En conclusion, nous avions hésité à se payer une journée de skidoo avec les enfants puisque c’était trop dispendieux. Nous avons donc bénéficié d’un tour de dameuse en bonus! Soyez rassuré que les enfants sont nullement traumatisé par leur expérience… Les filles étaient fières du tour de skidoo et je pense qu’à quelque part, Médrick était presque déçu de ne pas faire l’expérience d’une nuit en forêt.

Le lendemain, Martin a eut le plaisir d’expérimenter le backcountry avec son ami Paul. C’est celui qui lui avait prêté les télémarks dans la première semaine. Ils sont donc retournés ensemble pour récupérer l’équipement abandonné par notre gang la veille. Martin avait depuis longtemps le désir d’essayer de marcher avec des peaux de phoques sous les skis. Merci à Paul pour la belle compagnie et l’équipement nécessaire.

Nous serons assurément plus conformistes dans les prochaines semaines mais… pas trop! Comme mon frère est guide de montagne et le pro dans le domaine… nous renouvèlerons notre expérience dès son arrivée au mois de mars mais avec les équipements nécessaires et une meilleure préparation… C’est à suivre!

Moi qui avais peur de ressentir la monotonie dans cette partie de notre aventure en famille.
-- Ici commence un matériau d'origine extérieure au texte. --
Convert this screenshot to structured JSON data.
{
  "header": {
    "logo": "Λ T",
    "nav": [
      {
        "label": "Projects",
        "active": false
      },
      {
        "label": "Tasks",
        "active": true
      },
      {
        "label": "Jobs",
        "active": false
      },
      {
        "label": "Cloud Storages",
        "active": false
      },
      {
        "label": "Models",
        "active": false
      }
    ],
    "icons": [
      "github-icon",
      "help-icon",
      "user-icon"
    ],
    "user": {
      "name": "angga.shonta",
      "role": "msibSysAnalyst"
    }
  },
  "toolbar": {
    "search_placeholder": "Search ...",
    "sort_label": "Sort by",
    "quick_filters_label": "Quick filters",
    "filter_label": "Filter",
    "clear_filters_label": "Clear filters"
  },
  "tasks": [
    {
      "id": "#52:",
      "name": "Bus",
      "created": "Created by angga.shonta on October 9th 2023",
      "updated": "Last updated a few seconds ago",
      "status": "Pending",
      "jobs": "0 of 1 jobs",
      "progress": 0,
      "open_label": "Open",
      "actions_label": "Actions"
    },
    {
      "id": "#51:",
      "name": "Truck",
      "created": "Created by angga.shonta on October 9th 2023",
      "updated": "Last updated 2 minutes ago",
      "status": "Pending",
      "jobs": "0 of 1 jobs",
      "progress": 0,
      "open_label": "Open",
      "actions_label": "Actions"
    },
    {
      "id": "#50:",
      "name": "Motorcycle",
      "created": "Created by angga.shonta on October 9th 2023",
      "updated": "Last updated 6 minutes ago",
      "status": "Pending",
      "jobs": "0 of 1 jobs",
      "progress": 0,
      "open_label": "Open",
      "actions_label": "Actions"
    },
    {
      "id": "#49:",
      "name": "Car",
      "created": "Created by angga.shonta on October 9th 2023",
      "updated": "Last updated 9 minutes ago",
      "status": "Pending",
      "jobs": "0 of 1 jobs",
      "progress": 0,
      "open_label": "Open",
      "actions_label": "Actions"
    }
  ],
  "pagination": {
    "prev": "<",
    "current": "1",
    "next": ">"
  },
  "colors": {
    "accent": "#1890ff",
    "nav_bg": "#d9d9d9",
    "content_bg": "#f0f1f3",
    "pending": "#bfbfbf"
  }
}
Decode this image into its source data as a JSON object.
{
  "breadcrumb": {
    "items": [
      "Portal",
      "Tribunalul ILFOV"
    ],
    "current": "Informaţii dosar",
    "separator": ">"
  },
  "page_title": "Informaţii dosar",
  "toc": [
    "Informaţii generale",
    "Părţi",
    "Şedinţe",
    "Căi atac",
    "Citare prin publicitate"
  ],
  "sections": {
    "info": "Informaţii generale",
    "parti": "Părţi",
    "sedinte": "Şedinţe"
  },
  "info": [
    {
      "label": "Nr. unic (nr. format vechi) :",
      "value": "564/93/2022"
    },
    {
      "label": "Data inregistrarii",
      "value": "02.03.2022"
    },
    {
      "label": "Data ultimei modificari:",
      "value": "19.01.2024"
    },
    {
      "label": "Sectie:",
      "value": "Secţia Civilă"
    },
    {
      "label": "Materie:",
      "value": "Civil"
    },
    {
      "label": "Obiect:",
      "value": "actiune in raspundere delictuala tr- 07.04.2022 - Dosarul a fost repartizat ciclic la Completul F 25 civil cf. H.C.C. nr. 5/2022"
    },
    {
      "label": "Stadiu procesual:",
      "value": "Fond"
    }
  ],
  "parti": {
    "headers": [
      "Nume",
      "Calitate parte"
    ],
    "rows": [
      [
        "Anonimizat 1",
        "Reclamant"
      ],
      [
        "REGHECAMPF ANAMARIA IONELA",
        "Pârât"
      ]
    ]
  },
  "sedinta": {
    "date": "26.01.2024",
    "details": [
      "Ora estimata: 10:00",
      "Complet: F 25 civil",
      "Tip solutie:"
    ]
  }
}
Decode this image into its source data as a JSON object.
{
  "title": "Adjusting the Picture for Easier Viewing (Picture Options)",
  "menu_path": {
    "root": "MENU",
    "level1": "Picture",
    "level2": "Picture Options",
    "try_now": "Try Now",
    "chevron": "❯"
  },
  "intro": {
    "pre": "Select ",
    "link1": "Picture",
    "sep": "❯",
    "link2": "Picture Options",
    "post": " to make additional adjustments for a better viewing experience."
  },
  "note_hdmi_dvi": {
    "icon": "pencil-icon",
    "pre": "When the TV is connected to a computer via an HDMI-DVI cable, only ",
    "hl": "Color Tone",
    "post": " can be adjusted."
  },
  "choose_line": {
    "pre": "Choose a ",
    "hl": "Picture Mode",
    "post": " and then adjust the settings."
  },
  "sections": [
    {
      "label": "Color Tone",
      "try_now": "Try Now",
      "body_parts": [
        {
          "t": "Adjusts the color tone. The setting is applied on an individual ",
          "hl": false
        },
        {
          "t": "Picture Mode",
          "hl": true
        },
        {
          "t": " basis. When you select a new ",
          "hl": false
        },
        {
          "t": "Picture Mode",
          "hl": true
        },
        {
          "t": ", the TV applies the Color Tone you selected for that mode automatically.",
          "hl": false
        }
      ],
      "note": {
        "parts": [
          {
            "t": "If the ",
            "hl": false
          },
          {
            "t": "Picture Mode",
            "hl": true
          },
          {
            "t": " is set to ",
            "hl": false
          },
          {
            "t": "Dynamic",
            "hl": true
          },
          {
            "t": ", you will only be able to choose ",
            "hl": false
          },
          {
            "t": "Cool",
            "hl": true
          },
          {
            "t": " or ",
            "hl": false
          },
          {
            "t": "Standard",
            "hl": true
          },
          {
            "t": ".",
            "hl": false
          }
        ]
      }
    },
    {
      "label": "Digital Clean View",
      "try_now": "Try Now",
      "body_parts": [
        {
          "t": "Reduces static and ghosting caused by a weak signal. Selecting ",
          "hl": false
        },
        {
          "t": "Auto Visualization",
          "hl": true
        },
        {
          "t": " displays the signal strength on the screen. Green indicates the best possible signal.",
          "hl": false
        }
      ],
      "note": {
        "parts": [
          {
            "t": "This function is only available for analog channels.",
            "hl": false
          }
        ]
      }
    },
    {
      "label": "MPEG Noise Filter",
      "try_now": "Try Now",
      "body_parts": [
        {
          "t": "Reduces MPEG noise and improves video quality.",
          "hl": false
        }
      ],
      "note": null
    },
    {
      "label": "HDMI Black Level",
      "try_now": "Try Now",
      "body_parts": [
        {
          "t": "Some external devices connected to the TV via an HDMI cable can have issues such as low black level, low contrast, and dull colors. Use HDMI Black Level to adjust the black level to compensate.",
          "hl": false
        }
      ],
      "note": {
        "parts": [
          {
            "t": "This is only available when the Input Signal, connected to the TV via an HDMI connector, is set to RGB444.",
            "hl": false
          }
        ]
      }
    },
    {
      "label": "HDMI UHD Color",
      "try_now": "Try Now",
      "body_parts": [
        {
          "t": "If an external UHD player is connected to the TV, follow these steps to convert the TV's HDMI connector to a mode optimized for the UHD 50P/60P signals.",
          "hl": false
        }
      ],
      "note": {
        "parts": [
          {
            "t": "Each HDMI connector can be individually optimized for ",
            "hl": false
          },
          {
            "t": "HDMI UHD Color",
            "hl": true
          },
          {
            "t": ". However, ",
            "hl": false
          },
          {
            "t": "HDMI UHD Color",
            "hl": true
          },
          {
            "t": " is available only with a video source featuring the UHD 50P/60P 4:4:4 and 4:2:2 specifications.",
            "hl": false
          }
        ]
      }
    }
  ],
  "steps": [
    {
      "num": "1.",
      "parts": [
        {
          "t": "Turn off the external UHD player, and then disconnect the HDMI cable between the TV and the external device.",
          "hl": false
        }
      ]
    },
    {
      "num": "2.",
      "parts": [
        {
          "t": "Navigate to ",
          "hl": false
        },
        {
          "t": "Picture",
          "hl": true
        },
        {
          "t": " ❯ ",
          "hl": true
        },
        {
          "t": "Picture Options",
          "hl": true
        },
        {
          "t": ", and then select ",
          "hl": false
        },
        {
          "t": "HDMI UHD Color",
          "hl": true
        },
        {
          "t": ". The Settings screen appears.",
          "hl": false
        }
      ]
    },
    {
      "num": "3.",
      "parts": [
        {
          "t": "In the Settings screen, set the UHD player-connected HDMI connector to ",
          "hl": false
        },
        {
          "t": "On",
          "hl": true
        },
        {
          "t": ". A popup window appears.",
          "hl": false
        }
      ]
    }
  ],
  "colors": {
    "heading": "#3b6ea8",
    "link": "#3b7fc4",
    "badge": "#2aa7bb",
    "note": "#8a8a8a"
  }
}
Je ne savais pas que le Canada nous offrirait des défis et des émotions plus fortes que l’Asie.


Du côté médical

Martin n’a pas été exact dans son calcul de notre date de retour au Canada en fonction des probabilités de complication médicale de Maëlie. En fait, il a été une semaine en avance. Je pense que le rein de Maëlie était heureux en Asie. Après à peine quelques jours, notre puce souffre déjà et nous devons visiter le système hospitalier de Kamloops. Le pédiatre est très inquiet à la vue de l’écho rénale, il nous envoie en urgence pour une opération à Vancouver. Nous sommes inquiets mais pas autant que lui… Nous contactons l’urologue du Children de Vancouver qui communique avec nos spécialistes de Ste-Justine. Nous sommes encore entourés d’une équipe professionnelle, efficace et gentille. Maëlie a déjà son réseau de contact dans l’ouest. La pédiatrie spécialisée est un petit univers et les spécialistes semblent déjà se connaître. Le rein de Maëlie s’est effectivement détérioré mais il n’y a pas lieu d’intervenir maintenant. Nous sommes maintenant à une fréquence de prise de sang aux semaines ou deux pour monitorer la fonction rénale. On garde un suivi régulier pendant que notre puce se porte bien et continue de bien se développer… sur les pentes de ski!

Tant qu’à Loïkim, il semble qu’un plombage de dent Vietnamien ne soit pas très dispendieux mais pas très efficace non plus… Elle aura besoin d’un suivi dentaire important. Vive le retour au Canada!